I have always been a person to bring home strays and Thanksgiving was the greatest day for "stray gathering" ever. Once I got into college and met people from other countries, states and towns, I managed to always collect a good carload of strays for Thanksgiving day. I never noticed our old country home was not some nice dining parlor, I just drug them all in and we always had a great day. Once, I believe most of the Canadian contingent of our college hockey team joined us for the meal. That was fun as none of those guys had ever had a southern Thanksgiving before. Not to mention, my Dad was very vocal during the football game and they had a blast just ...being Canadians...and making noise right along with him. I think by the end of the day he had become bonded with a couple of the guys. My little sister had become quite attracted to them as well. Yeah, I had my fella, but he wasn't one of them...they were just friends who had nowhere else to go. I wouldn't dare let them not have Thanksgiving - it is a treasured day!

These days, I cook at home for my own family. Still...the tradition continues. My turkey is always too big for my family, my ham is too much and I make too many potatoes for us to ever indulge in. So, we end up with a bunch of strays or with plates in a box to carry to people who are working at the local stores, our police dispatchers or just about anyone else we can think of. The dogs and cats get quite a feast as well.

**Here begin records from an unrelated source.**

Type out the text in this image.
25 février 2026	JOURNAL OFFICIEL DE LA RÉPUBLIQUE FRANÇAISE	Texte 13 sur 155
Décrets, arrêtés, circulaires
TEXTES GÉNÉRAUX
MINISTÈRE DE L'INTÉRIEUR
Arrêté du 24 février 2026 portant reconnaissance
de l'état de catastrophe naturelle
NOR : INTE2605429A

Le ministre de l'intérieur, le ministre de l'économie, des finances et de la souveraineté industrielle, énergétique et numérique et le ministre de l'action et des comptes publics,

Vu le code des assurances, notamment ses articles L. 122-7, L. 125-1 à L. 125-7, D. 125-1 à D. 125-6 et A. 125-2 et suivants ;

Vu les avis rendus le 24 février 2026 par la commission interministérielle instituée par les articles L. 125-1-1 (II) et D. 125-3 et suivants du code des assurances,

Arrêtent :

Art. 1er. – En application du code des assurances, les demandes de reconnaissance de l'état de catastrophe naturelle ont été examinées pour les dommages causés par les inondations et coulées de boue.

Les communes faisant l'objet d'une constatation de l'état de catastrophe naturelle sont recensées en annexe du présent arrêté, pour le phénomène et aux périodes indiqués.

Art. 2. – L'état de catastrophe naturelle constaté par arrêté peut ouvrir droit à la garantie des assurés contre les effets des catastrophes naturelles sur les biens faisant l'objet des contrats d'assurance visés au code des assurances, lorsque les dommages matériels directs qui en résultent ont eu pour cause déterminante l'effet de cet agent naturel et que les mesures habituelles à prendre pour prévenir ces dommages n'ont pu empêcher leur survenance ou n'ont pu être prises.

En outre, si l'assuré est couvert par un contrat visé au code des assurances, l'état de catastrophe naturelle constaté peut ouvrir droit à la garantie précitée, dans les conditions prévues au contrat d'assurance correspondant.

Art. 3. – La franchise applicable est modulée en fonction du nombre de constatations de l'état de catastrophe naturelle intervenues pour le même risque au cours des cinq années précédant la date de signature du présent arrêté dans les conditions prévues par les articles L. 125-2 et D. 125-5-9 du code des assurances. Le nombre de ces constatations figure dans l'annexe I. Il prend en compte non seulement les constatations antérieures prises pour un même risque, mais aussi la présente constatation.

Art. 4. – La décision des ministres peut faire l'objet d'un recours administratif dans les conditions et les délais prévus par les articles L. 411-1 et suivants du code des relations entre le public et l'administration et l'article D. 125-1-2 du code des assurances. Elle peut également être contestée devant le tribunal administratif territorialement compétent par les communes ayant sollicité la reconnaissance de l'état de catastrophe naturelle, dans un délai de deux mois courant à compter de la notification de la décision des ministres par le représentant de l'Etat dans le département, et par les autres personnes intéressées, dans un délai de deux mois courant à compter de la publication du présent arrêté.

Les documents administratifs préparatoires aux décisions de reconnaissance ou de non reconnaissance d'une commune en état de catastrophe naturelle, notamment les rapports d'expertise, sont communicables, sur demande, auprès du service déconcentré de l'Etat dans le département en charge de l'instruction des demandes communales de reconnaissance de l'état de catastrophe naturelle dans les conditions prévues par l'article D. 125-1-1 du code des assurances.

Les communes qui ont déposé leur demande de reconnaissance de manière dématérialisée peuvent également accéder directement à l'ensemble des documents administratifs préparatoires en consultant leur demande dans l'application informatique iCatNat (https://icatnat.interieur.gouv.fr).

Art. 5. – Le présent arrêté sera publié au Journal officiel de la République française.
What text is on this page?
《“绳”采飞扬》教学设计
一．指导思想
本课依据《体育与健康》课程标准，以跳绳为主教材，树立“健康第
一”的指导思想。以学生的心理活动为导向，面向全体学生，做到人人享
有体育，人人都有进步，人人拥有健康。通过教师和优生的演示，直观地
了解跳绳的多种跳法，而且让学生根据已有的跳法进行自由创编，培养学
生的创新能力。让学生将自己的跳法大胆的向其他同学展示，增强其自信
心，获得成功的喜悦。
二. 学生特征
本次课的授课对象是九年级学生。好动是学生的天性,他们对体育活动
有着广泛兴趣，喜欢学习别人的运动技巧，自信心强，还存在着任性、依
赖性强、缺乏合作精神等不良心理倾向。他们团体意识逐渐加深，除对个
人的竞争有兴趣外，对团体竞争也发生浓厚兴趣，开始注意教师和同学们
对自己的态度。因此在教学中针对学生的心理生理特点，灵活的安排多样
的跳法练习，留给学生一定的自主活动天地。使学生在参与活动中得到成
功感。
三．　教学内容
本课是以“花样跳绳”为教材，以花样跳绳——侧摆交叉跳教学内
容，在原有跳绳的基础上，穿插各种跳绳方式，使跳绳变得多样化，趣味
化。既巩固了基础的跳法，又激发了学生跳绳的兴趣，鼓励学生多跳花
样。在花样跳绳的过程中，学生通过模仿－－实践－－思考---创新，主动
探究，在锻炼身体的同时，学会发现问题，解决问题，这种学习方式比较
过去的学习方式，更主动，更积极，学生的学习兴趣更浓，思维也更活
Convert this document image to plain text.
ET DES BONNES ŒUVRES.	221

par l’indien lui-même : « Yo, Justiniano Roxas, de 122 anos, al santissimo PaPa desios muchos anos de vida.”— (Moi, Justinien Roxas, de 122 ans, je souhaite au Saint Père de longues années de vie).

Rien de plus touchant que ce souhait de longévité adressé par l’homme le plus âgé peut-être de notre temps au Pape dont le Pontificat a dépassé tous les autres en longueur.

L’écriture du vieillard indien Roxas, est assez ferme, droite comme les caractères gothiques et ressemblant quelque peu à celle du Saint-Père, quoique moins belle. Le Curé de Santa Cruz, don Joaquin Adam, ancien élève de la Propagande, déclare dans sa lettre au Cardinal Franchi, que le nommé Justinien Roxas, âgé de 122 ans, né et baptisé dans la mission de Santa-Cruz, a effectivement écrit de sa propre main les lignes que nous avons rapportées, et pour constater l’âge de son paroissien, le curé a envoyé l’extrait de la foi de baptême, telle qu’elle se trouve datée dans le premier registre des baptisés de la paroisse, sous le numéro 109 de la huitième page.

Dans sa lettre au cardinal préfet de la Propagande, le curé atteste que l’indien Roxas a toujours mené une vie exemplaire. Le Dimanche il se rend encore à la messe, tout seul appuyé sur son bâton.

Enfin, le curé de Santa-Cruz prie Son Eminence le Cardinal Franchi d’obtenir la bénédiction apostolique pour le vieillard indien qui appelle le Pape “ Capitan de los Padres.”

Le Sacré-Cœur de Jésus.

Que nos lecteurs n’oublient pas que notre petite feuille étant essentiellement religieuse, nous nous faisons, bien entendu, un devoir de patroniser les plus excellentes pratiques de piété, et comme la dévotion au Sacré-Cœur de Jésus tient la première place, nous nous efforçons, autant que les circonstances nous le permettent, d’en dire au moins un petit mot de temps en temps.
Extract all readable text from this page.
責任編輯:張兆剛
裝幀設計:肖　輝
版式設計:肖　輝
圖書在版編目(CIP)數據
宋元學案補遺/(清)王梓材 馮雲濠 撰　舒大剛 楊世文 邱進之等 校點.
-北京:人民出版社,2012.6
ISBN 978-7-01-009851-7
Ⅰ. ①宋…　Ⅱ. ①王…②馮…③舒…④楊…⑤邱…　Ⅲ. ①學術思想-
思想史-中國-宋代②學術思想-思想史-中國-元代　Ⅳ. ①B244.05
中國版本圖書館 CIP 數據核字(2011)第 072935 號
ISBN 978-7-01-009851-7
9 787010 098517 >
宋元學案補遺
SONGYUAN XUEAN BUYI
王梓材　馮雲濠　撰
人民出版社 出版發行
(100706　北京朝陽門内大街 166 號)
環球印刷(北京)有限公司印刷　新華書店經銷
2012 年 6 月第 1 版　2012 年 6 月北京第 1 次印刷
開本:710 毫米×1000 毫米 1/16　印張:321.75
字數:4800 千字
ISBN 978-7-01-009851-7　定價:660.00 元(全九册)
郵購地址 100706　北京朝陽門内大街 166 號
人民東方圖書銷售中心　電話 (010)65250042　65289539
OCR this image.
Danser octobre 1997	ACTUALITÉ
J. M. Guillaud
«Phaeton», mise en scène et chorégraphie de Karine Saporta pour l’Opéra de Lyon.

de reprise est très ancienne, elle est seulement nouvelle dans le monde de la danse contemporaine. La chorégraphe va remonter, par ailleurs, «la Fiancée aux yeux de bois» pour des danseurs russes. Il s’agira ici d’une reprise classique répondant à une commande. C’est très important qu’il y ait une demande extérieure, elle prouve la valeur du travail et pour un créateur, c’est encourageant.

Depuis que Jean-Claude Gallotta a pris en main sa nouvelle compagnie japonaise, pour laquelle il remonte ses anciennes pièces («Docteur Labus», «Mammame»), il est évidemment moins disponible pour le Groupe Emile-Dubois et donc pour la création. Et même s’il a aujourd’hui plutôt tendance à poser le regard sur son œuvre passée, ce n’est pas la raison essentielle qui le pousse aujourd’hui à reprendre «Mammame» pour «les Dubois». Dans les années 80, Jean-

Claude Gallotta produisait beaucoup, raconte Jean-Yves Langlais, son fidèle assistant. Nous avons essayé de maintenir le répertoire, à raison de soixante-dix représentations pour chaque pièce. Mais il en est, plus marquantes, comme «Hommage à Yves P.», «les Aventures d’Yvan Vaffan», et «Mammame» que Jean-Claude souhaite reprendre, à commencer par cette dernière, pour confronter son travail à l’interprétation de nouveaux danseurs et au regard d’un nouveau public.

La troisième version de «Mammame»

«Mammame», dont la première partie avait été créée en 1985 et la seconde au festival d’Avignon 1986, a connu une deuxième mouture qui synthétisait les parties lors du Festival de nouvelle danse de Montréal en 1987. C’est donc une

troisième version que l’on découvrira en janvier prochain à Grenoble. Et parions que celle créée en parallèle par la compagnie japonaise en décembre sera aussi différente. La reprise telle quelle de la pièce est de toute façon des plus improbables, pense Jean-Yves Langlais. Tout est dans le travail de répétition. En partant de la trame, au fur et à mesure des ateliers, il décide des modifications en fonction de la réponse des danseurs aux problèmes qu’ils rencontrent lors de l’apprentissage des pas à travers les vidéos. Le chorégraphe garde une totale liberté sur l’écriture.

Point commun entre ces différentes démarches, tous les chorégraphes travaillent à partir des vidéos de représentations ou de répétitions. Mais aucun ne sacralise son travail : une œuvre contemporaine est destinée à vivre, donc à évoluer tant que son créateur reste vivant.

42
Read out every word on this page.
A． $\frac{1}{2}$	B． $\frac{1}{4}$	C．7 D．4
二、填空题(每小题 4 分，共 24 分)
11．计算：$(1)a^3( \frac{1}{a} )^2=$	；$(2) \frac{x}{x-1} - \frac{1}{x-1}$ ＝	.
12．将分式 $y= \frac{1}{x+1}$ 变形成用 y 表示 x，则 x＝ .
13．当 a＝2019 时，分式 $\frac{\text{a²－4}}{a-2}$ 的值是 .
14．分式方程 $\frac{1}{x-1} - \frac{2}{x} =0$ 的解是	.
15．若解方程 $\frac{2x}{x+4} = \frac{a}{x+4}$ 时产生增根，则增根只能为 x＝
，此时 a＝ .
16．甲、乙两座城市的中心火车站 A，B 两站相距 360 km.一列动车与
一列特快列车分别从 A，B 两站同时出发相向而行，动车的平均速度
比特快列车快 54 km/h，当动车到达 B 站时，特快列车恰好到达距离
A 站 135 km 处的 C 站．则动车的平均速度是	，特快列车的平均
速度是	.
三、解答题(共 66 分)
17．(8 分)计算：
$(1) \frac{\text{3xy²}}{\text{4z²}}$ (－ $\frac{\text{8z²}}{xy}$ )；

I usually end Thanksgiving with putting up and lighting the Christmas tree. That was a joyful thing for us when we were younger. Christmas is glorious with the lights, the gifts and the month long celebration of our Savior's birth. But Thanksgiving - that's when people can just love one another - and eat like there's not tomorrow.

Yeah...Thanksgiving is one of the greatest holidays ever invented. I wonder if those pilgrims and those Indians ever realized just what a great tradition they had started.